# Open port < 1024

## sylvain.bonnemaison

Hi,

I would like to allow my application to open port < 1024 from my application development environment. How to configure my system for that ?

Thanks.

----------

## Black

I'm no expert, but based on a quick Google search, it doesn't seem directly possible. The easiest way appears to be using iptables to redirect traffic from port 80 to another port.

But it begs the question: why do you need to open a root-only port under your dev environment? I'm tempted to think that if you're using the dev environment, you're testing, in which case, can't you have the connecting application use the test port as well?

Bonne journée!  :Smile: 

----------

## sylvain.bonnemaison

I need to test in the near production environment.
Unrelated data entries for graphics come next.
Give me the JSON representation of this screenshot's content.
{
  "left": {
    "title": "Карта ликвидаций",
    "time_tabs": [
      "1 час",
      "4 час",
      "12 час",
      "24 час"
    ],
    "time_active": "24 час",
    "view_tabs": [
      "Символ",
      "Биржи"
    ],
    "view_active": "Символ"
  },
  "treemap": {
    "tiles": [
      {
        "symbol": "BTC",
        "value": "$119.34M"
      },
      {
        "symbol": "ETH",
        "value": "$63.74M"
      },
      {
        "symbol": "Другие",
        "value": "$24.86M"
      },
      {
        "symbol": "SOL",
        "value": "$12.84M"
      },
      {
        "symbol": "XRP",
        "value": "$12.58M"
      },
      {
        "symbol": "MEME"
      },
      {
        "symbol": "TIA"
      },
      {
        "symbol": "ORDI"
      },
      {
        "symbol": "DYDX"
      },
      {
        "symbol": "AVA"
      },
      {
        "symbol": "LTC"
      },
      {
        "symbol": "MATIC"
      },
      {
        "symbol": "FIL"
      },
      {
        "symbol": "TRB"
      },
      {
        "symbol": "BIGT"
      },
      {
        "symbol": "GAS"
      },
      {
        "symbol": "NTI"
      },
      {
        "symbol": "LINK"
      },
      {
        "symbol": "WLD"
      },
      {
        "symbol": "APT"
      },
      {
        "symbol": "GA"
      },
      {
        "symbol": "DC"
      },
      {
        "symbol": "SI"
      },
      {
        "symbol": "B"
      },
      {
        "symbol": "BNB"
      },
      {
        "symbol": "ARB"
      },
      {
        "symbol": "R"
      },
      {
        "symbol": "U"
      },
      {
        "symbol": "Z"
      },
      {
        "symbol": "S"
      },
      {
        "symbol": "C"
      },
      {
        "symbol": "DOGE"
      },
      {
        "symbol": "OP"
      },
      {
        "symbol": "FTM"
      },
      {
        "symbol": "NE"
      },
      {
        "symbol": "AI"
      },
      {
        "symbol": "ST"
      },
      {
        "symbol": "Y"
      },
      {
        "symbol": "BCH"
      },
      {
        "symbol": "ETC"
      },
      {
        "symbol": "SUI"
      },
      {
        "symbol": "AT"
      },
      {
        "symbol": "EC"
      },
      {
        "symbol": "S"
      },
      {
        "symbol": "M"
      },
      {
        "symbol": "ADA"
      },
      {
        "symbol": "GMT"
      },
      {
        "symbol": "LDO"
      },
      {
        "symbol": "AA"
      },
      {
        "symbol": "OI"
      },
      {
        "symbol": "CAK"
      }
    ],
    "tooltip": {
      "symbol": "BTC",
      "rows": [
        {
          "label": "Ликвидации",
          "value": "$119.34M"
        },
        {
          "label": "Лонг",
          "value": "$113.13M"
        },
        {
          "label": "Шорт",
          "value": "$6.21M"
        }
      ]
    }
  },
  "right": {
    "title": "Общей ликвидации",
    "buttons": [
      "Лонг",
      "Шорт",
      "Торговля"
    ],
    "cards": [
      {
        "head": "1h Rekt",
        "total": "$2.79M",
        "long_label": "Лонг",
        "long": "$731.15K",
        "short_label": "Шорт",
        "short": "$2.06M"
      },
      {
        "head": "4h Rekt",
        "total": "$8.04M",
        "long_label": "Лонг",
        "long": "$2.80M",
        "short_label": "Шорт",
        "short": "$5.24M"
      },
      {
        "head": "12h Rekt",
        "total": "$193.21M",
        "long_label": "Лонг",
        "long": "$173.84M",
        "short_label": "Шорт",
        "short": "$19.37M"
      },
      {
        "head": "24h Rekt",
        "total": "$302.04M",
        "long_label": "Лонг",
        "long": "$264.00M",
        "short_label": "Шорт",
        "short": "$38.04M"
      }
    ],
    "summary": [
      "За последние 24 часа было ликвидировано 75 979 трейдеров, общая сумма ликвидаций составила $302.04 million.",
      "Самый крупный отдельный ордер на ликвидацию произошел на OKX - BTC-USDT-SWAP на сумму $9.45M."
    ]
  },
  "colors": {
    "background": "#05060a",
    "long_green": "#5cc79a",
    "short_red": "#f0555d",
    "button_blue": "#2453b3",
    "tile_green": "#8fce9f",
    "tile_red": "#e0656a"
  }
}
Maybe there is some specific settings to apply to my user account in order to be able to open root-only port. I'm thinking about sudo user or something like that. Any solution in this way ?

----------

## tgR10

maybe grsecurity and sockets options in kernel will do the trick ?

----------

## Hu

If you need to emulate production, then run the application as root, so that you can also accurately model how it behaves when it has permission to do anything it wants to the system.

----------

## causality

Or have it run as root initially, open the needed port, and then drop root privileges like some daemons will do.

----------

## cach0rr0

 *causality wrote:*   

> Or have it run as root initially, open the needed port, and then drop root privileges like some daemons will do.

 

++

This is surely the easiest way. And the safest. 

`man setuid`

----------